On February 28, the United States and Israel launched a military operation against Iran, which had refused to halt its nuclear weapons program. In response to massive airstrikes, Iran attacked NATO military bases and critical infrastructure in neighboring countries — the UAE, Qatar, and Saudi Arabia — using drones.
Long before this war in the Middle East, Russia had already started using Iranian “Shahed” drones against Ukraine. The first Shaheds were shot down over Ukraine in the fall of 2022. At that time, NAKO’s research showed that these Iranian-made drones contained microelectronics from the U.S., Japan, Canada, and Switzerland. The types of components varied, but it was clear that they significantly enhanced the overall effectiveness of the Shaheds.
Over the past four years, Iran and Russia have exchanged experience to modify these drones and scale up production. While Russia attacked Ukraine with 120 Shaheds in December 2022, by December 2025 the number exceeded 5,000, according to open-source data.
Both authoritarian regimes gain access to Western technologies despite sanctions, in part through intermediary companies in third countries — including in the Middle East.

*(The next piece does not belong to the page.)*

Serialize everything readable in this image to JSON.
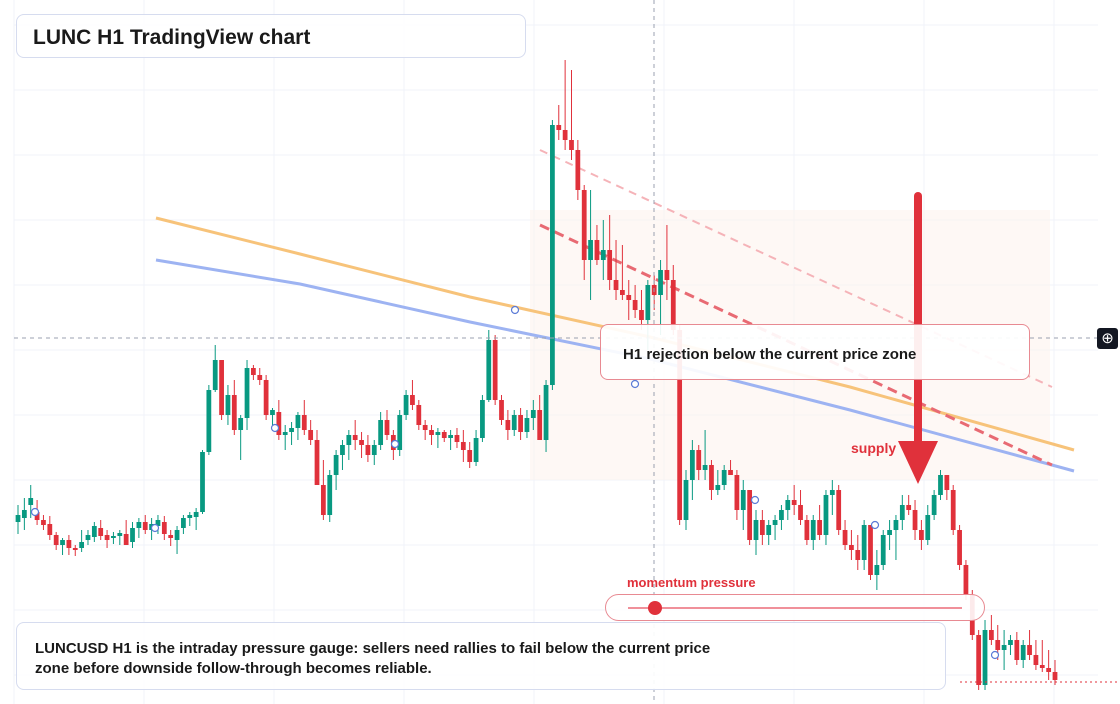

“The war you ignore becomes the threat you import. Gulf logistics hubs helped move Western tech into Iranian drones used against Ukraine. Today those drones are hitting the Gulf,” noted NAKO Executive Director Olena Tregub.
This is just one example of military-political cooperation between authoritarian regimes. Yet it shows that deepening such cooperation threatens not only Ukraine or the Middle East — but global security as well.